Not only will a well maintained pair of shoes look smart and give you that polished appearance (no apologies for the pun) but their lifespan will be greatly improved. I heard that HRH The Prince Of Wales wears a pair of John Lobb Oxfords that he’s had since the early 70’s – something that is only achievable by good shoe maintenance.
So, how should we go about maintaining our shoes?
I have an old pair of Loake Oban leather demi-brogues that are in desperate need of a little bit of love. Fantastic shoes they are and have posed excellent value. However this pair have, I hate to admit it, been slightly abused. They are approaching a decade old and have been resoled once or twice and the uppers have seen better days. But not to worry, that makes them the ideal pair of shoes to demonstrate how we can polish some life back into a pair of slightly neglected shoes.
The process does take some time but the results are worth every bit of time spent and the whole process is both relaxing and rewarding.
First of all the shoes are dry which is essential before a clean and polish. In order to maintain a happy household it is essential to lay out newspaper on the surface that you are polishing your shoes on. My mother was never impressed when I’d polish my shoes on the dining table as a small boy, so learn from my experience and lay out a newspaper. My recommendation is to use the Financial Times but the Telegraph will do.

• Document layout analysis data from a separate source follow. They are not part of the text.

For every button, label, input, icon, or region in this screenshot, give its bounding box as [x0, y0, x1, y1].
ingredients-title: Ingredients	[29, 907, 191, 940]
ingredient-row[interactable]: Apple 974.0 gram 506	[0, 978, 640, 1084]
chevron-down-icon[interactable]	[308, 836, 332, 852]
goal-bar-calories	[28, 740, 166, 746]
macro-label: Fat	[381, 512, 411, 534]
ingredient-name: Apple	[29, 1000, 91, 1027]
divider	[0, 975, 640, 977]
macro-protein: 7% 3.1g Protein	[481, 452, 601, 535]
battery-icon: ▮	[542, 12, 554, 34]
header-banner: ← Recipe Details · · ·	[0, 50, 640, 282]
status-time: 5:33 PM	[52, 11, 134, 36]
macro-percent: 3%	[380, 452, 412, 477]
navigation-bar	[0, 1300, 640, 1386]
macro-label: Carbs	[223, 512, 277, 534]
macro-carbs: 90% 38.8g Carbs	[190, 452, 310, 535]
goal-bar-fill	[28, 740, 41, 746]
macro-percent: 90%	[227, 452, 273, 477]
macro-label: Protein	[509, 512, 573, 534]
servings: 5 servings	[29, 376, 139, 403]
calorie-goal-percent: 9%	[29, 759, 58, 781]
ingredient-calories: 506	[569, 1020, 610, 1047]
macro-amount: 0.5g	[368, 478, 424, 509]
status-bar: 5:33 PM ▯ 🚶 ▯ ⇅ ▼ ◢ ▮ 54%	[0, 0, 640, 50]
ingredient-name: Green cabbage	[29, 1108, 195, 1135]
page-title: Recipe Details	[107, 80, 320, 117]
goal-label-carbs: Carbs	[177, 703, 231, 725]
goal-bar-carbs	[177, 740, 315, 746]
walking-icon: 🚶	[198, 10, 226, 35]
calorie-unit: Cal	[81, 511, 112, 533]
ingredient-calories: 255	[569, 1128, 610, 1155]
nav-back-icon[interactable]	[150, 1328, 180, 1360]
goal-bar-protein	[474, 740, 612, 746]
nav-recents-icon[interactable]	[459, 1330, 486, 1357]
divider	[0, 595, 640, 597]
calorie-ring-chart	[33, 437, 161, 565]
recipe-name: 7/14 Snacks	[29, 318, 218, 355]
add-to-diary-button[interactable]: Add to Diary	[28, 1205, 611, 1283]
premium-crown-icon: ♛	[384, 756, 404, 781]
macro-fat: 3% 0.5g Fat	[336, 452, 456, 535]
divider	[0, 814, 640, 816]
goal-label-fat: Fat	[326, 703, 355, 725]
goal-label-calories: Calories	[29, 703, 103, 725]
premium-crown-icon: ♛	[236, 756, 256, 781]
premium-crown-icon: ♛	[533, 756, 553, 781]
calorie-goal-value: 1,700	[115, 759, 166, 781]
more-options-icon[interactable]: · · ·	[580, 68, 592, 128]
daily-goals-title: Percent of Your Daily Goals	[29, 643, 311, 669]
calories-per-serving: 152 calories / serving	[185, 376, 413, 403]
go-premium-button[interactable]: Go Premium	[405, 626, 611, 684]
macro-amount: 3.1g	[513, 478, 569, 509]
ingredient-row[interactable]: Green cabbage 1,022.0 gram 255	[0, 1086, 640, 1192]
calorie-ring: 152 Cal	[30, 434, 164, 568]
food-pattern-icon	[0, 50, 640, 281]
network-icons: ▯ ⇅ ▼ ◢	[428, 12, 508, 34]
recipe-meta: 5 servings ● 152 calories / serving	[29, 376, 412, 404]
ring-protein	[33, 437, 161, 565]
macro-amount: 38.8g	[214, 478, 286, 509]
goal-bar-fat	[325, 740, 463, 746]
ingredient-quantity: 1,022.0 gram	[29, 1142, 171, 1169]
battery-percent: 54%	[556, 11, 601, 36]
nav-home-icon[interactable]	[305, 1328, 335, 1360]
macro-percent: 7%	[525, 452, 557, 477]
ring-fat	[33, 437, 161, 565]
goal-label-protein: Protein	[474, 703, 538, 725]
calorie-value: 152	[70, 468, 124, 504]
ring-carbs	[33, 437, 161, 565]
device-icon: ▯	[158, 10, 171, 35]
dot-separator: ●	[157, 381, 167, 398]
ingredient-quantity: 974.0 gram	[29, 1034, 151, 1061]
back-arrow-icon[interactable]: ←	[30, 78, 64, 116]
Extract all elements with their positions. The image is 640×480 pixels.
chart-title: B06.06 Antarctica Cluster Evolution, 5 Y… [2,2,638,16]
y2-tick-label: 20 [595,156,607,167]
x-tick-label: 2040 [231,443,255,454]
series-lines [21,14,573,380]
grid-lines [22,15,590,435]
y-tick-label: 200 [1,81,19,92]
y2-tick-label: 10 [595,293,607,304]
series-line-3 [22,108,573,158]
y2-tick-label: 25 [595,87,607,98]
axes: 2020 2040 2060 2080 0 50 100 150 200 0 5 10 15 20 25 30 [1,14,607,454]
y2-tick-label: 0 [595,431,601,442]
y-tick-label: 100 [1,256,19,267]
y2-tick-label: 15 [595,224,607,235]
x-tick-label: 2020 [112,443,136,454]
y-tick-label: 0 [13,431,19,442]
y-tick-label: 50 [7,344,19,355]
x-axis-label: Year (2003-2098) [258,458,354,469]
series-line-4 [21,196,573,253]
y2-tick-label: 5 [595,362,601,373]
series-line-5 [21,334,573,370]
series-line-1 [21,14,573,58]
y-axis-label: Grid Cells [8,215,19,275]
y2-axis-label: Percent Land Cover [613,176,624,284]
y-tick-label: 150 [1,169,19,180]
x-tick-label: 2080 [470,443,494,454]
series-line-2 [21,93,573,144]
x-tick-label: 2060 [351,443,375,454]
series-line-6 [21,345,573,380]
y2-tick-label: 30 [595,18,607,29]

The shoes are not particularly dirty. I see shoes in a worse state on the feet of chaps in the office, but you can see that they are by no means highly polished. They have been polished regularly over the years but have layer upon layer of old polish on the surface and could do with a good feed.
The first thing to do is to get a good shoe brush and brush all the dirt off the shoe. If they needed more than just a brush to remove the dirt I would wipe them with a moistened cloth to remove the dirt and then leave them to fully dry before moving to the next stage.
Next, I want to remove all of the old polish. Now, this might seem a little scary, but bare with me… I remove the old polish with some acetone (nail polish remover) soaked on some cotton wool pads. You can find this easily in the medicine cabinet of your girlfriend, wife or mistress.